What this study adds to our knowledge
Severe neurologic effects developed in 87% of victims, including limb or facial motor weakness, and 59% died despite use of intensive care.
How this is relevant to clinical practice
A high proportion of adult patients with diethylene glycol poisoning developed progressive neurologic effects, in addition to acute kidney injury. Facial or limb weakness with unexplained acute kidney injury should prompt clinicians to consider diethylene glycol poisoning.

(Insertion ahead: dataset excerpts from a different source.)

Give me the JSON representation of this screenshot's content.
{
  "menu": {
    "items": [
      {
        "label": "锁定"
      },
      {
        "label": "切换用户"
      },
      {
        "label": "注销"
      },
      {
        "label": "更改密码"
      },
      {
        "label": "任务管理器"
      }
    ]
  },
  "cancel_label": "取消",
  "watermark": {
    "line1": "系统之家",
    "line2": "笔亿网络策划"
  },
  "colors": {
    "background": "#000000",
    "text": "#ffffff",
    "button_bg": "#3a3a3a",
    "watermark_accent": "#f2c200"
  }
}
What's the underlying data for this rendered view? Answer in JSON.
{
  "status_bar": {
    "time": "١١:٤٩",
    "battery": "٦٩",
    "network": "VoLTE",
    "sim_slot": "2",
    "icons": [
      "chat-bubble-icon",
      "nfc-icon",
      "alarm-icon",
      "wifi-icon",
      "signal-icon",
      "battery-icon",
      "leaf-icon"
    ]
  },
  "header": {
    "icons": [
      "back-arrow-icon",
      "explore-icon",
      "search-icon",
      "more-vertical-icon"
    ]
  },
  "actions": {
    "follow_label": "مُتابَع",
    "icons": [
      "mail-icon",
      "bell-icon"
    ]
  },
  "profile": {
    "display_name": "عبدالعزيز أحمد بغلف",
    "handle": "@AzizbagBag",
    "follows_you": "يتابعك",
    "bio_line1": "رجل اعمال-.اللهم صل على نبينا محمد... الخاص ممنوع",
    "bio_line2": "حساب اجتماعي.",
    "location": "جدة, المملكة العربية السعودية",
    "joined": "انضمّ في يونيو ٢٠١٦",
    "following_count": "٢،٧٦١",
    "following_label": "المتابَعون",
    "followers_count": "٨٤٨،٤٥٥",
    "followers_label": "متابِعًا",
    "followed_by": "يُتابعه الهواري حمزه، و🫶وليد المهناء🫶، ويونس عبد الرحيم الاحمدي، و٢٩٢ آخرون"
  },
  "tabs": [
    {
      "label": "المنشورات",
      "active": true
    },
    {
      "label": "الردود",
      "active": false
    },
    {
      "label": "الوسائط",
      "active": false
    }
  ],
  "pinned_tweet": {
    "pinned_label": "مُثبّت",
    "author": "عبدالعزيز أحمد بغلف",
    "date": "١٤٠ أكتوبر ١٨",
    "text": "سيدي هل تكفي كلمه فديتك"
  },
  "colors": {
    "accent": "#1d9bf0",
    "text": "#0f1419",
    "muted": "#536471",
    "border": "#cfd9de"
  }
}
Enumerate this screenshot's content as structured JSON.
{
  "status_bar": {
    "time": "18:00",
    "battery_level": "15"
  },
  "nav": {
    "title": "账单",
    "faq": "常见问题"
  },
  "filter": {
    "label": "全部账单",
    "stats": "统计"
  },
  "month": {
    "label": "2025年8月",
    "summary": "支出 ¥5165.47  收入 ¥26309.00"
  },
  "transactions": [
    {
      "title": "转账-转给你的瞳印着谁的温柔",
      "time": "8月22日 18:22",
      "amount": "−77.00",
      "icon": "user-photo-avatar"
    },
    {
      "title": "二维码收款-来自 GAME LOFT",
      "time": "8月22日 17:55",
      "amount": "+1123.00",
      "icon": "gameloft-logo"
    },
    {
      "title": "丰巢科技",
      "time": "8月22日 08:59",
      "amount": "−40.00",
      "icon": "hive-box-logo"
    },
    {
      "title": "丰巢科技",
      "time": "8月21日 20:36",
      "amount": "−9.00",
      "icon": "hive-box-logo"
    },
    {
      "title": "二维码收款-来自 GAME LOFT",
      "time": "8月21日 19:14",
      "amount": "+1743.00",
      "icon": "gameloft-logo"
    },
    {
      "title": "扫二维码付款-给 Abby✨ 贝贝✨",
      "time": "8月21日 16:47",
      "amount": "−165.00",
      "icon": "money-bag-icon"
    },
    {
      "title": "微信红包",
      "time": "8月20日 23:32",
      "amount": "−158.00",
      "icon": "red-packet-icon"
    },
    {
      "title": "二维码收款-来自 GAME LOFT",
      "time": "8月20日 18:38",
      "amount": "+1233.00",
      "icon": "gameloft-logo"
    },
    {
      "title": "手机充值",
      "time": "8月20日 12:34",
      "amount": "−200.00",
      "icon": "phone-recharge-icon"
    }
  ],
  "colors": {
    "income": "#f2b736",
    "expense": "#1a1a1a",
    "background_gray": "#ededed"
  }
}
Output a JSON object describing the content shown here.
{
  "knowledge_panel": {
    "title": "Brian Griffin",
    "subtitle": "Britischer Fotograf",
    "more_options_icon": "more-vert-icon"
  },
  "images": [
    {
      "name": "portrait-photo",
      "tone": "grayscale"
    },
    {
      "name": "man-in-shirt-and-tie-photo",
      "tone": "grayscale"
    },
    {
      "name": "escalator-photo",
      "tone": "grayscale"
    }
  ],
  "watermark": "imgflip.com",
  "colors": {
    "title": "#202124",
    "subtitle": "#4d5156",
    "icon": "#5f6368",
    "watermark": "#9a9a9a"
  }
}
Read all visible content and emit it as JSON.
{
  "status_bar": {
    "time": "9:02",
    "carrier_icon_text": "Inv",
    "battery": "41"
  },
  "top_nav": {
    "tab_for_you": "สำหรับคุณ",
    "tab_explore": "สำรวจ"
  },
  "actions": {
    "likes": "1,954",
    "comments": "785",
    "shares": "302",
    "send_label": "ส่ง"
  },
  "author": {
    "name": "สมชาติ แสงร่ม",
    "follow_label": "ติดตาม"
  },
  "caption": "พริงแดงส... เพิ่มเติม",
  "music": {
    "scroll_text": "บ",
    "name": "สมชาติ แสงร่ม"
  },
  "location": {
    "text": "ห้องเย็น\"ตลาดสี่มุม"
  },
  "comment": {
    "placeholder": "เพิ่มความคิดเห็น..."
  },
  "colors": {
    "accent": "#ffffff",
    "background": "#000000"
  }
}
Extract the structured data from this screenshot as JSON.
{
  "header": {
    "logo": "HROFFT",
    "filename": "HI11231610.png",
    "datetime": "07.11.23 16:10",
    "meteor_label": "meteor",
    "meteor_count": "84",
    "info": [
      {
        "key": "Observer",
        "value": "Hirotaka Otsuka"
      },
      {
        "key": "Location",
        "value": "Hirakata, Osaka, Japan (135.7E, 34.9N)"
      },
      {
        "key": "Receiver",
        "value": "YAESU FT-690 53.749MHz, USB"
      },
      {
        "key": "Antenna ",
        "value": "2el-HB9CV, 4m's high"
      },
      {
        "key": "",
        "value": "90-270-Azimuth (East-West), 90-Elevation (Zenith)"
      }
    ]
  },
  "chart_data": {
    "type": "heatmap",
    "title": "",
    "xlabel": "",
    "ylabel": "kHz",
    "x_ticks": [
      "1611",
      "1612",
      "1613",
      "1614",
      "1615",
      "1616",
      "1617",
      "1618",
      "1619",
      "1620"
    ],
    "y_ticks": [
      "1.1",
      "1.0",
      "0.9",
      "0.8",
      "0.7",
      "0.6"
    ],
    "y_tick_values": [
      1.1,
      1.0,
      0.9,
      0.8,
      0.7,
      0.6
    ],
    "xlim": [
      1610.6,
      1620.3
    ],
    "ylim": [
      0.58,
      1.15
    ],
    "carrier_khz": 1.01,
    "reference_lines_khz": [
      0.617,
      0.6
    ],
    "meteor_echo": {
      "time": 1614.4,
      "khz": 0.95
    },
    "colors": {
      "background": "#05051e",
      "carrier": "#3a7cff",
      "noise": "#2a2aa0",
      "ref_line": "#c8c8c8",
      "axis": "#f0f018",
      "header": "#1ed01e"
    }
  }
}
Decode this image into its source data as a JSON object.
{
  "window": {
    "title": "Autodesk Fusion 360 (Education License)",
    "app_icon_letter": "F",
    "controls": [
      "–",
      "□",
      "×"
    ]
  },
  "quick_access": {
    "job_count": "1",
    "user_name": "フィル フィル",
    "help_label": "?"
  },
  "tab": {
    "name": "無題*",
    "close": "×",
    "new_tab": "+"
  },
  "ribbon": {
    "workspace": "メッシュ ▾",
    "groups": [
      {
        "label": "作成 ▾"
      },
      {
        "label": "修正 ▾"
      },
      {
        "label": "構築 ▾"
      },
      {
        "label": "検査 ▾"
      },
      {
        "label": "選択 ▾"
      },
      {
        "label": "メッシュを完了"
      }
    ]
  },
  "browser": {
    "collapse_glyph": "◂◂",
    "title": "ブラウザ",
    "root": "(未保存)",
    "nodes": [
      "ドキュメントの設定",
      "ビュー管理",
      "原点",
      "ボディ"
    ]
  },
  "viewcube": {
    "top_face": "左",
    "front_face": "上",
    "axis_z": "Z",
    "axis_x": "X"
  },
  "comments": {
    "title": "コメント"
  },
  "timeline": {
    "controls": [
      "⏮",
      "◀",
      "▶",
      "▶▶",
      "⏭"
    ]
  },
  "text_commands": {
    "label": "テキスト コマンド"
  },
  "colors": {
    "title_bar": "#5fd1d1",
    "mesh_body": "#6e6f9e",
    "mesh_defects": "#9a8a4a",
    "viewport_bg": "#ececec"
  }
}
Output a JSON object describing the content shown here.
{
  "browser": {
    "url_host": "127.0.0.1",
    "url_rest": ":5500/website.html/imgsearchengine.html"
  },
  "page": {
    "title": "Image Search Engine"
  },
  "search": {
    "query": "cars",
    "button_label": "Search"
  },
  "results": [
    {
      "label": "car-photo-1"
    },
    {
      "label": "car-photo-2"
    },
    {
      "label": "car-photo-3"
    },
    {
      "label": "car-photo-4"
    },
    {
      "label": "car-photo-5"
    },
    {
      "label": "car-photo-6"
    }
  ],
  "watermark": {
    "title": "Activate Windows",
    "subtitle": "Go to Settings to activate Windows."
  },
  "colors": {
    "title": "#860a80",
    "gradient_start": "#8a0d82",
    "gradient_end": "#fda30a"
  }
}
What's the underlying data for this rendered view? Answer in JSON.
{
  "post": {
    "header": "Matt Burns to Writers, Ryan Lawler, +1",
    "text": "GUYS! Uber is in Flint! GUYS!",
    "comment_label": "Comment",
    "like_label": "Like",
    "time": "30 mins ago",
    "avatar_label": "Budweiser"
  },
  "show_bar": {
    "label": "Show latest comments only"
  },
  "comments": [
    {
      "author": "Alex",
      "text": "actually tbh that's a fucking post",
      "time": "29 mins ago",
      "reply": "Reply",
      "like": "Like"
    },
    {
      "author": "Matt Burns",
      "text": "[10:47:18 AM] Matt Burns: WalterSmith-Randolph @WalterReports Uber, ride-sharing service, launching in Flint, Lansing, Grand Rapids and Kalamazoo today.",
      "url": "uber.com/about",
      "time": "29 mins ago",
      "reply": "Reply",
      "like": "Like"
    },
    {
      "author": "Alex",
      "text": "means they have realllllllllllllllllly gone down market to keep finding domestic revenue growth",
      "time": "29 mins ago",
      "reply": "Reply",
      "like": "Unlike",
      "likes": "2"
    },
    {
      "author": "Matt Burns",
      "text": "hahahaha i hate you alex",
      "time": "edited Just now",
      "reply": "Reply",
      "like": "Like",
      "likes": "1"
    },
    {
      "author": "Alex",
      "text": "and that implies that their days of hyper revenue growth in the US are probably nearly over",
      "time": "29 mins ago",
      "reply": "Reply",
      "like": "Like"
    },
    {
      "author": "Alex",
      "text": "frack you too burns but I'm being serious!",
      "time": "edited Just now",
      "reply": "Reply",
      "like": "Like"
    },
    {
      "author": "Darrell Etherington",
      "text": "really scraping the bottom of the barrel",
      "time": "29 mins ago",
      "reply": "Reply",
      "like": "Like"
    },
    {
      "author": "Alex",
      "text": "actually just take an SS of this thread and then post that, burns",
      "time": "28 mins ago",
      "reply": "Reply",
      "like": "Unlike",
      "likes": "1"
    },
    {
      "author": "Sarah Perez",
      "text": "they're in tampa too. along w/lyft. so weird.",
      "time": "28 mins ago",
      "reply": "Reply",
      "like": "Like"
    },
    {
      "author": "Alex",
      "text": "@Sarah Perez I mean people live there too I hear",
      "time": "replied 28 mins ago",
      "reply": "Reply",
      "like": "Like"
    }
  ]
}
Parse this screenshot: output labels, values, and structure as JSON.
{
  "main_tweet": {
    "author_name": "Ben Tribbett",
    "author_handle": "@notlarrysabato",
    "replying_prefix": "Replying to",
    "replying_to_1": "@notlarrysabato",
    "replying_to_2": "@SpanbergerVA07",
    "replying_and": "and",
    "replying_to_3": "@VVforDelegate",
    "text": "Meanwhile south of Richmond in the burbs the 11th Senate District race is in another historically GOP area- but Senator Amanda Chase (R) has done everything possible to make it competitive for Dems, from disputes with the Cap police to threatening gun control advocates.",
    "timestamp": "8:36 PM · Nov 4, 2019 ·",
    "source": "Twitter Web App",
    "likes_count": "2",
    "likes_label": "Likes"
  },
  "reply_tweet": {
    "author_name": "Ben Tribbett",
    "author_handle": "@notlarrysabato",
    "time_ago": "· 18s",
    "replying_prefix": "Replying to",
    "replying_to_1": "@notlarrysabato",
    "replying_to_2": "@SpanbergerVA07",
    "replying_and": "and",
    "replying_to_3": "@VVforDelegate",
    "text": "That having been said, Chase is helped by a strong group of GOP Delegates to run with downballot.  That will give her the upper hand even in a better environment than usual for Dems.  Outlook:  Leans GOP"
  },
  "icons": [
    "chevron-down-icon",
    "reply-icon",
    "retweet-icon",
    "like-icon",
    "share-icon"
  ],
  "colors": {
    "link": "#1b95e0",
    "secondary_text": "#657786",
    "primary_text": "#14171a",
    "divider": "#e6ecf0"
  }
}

In September 2006, an unusually large number of patients presenting with limb weakness and acute kidney injury were noted by physicians at the Social Security Metropolitan Hospital in Panama City, Panama. A subsequent international public health investigation identified the illness as resulting from the ingestion of a domestically produced sugarless cough syrup referred to locally as “expectorante sin azucar” (“sugarless cough syrup”).14 Extensive testing of biological and environmental samples associated with cases for multiple analytes, including metals, pesticides, glycols, and others, revealed diethylene glycol as the only possible cause (unpublished data). A nationwide assessment by the Panama Ministry of Health ultimately identified 119 cases of diethylene glycol poisoning that occurred between June 1 and October 22, 2006. Estimates of the number of citizens exposed to diethylene glycol according to product distribution records number in the tens of thousands. The true number of persons adversely affected by diethylene glycol exposure to some extent, but who remained undiagnosed, is probably higher.14 This incident represents one of the largest outbreaks of diethylene glycol poisoning to date, to our knowledge: the first occurred in the United States during 1936, possibly affected 353 persons and killed 105 of them.2, 3
The majority of the patients in the Panama outbreak (n=68; 57%) were hospitalized at Social Security Metropolitan Hospital. Previous published reports of similar mass poisoning incidents have described very limited clinical, laboratory, and neurologic data. The lack of data is probably because most poisonings involved children who died rapidly (within days) after exposure (likely because of a higher dose per unit body weight) and because they tend to occur in developing countries with poor access to tertiary level care capabilities and more pressing public health problems precluding detailed study of survivors.5, 6, 7, 8, 9, 10, 11, 12, 13, 17, 18 In contrast, the majority of patients in this incident were adults (who likely received a lower dose per unit body weight compared with that of past outbreaks) and survived for several days after exposure. This enabled close observation and documentation of the clinical course of poisoning. Although diethylene glycol–associated acute kidney injury and mortality are well characterized among these outbreaks and among individual case reports of illness, signs and symptoms of diethylene glycol–associated neurotoxicity are not. Most of the detailed data available on neurotoxicity resulting from diethylene glycol ingestion to date come from 3 case reports of 1 patient each and a small case series (n=3).19, 20, 21, 22, 23
We characterized the demographic characteristics, clinical findings, laboratory results, diagnostic study findings and histopathology of 46 cases of acute diethylene glycol poisoning. To our knowledge, this article is the largest and most extensive collection of clinical, laboratory, and diagnostic information on human mass diethylene glycol poisoning. It is also the single largest and most detailed source of data on diethylene glycol–associated neurotoxicity to date.